The biggest risk of investing in equities is that the price of your holding can fall. Thus, if you sell at that time, you incur a loss. However, if you are a long term investor, this risk becomes lower.
Try to invest for the long term. Do not panic when the market, or your share or fund price dips.
Diversify your portfolio. Hold shares of different types of companies across industries.
Invest in funds that are exclusively equity and also have a mix of equity and debt.
When you invest in shares, you make capital gains on the sale of shares which are taxable. Capital gains is the difference between the selling price and purchase price of the equity share. The rate of taxation on capital gains depends on how long you stayed invested in the stocks. When you sell an equity share, listed on a recognised stock exchange, within one year from the date of purchase, you earn short-term capital gains. These will be taxed at the rate of 15%.

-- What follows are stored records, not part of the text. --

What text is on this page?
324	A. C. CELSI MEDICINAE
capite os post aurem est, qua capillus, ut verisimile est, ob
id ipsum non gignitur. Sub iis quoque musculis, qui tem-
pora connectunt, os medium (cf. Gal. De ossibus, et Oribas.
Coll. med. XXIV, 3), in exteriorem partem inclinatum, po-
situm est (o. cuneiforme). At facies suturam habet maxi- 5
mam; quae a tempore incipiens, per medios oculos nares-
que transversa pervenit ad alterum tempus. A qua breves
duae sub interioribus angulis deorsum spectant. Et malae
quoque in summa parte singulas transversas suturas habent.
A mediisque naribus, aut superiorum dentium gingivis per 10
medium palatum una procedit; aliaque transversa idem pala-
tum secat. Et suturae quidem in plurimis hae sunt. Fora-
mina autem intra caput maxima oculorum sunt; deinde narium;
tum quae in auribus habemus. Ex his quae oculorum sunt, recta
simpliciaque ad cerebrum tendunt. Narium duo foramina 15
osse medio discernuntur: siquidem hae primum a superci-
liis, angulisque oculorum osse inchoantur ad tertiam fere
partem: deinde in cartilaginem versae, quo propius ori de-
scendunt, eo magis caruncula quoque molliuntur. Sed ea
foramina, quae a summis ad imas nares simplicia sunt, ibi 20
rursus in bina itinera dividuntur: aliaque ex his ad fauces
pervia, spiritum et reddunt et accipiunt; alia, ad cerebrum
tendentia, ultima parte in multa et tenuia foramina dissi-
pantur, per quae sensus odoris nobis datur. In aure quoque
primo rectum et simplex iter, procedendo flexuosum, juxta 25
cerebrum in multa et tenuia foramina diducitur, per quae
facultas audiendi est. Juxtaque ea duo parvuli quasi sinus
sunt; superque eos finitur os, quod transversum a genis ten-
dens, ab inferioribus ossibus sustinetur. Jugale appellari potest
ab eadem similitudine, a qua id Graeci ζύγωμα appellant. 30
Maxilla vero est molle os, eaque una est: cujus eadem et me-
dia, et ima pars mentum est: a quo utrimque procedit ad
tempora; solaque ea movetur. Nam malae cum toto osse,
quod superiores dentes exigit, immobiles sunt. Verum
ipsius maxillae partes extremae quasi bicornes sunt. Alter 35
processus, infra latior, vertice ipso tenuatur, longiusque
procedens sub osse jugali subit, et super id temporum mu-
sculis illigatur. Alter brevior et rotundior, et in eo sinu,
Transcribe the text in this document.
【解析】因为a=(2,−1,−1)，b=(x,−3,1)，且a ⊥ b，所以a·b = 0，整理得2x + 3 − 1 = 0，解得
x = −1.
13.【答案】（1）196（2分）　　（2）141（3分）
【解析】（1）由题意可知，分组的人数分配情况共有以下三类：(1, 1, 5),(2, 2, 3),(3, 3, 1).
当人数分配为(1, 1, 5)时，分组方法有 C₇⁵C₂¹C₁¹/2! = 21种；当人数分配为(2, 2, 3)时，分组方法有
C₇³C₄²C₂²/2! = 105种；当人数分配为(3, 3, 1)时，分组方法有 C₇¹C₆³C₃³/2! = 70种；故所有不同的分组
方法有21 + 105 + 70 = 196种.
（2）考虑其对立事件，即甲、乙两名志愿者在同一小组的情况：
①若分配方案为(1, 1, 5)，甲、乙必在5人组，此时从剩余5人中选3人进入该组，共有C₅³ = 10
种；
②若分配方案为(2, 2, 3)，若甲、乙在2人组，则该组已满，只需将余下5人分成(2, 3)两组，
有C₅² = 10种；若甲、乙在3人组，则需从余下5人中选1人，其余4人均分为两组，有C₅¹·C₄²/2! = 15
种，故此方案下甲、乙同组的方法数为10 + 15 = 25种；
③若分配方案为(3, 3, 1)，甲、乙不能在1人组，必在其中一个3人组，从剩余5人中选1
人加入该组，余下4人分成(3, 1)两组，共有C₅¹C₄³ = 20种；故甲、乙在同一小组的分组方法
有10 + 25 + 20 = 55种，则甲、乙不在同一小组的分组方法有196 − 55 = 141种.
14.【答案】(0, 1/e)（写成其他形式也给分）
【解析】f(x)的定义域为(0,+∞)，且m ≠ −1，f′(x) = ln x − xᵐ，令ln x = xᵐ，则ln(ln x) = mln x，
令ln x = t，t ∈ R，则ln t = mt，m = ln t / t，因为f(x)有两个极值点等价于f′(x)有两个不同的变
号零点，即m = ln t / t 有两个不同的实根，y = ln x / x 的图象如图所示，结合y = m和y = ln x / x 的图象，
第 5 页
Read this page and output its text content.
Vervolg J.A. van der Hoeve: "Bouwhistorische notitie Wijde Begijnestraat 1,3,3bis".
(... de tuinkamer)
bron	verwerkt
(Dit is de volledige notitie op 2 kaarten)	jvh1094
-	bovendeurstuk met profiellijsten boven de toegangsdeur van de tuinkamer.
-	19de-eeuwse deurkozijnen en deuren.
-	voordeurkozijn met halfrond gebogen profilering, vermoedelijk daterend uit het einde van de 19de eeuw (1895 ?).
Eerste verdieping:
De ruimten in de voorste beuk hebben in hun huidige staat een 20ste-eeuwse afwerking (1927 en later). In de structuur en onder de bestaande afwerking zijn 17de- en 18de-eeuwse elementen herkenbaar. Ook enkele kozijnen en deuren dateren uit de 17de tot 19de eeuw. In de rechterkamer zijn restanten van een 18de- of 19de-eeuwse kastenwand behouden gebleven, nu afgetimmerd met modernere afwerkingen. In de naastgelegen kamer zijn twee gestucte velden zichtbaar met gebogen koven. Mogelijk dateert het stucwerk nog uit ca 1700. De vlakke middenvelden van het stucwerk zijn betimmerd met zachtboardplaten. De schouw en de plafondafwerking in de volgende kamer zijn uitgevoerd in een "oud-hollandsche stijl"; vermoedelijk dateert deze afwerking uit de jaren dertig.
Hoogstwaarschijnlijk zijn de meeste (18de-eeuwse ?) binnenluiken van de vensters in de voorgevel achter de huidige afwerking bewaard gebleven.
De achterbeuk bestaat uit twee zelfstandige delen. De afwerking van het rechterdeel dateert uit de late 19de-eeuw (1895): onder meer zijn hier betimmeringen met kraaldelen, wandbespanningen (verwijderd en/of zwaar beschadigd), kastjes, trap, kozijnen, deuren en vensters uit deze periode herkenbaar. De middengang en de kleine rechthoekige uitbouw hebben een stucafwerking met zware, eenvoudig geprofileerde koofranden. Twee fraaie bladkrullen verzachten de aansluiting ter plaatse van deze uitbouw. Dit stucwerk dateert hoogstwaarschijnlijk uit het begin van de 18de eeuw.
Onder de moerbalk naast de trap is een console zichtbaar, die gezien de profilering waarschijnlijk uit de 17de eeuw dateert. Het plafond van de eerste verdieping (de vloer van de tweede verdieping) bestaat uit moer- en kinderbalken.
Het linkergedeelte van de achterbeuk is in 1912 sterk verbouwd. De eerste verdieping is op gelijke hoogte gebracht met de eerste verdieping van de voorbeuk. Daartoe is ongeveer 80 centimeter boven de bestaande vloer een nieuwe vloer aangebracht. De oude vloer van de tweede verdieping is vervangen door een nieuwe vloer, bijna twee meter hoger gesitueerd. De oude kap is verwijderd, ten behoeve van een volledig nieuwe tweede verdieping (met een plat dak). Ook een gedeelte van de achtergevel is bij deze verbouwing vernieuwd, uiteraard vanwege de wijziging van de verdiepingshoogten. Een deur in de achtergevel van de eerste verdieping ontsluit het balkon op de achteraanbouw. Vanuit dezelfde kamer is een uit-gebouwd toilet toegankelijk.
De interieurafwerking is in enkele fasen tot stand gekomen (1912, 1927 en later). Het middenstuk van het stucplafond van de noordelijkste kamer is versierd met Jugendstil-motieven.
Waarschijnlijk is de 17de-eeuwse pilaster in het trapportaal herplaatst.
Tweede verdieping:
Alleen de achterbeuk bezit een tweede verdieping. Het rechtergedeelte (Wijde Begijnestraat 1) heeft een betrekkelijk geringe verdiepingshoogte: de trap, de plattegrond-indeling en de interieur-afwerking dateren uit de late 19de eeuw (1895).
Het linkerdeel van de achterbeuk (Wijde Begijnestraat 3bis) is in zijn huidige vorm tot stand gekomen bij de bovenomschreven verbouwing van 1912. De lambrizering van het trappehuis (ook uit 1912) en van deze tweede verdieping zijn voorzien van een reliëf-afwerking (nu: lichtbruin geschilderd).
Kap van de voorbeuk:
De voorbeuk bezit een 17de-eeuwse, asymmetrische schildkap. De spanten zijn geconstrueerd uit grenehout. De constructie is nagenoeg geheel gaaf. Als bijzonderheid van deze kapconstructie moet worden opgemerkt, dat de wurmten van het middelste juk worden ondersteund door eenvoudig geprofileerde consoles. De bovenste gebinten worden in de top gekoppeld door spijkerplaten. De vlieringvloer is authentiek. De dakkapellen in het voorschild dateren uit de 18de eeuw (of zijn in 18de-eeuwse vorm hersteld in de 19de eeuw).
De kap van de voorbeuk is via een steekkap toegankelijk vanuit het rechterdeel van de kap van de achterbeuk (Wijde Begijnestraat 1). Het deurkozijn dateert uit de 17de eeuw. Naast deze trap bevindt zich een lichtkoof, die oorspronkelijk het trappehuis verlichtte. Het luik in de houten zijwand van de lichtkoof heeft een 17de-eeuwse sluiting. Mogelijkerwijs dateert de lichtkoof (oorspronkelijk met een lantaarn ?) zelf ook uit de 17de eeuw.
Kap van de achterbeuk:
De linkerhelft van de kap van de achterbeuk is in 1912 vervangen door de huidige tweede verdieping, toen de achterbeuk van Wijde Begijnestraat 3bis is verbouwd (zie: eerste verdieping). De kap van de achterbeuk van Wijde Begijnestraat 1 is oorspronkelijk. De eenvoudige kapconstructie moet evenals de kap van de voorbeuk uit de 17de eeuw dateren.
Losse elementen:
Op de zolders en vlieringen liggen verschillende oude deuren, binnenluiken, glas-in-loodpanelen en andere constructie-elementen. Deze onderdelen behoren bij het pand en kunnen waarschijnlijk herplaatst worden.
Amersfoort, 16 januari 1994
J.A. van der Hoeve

Conversely, if you sell a listed equity share after one year from the date of purchase, you earn long-term capital gains (LTCG). LTCG in excess of Rs 1lac are taxable at the rate of 10% without the benefit of indexation.
You can open a demat account with a broker firm to invest in the stock market.
You can approach a financial advisor who will guide you on how to open a demat account, what to buy, and then purchase the funds for you.
For all of the above, you will first need to complete KYC (Know Your Customer) verification.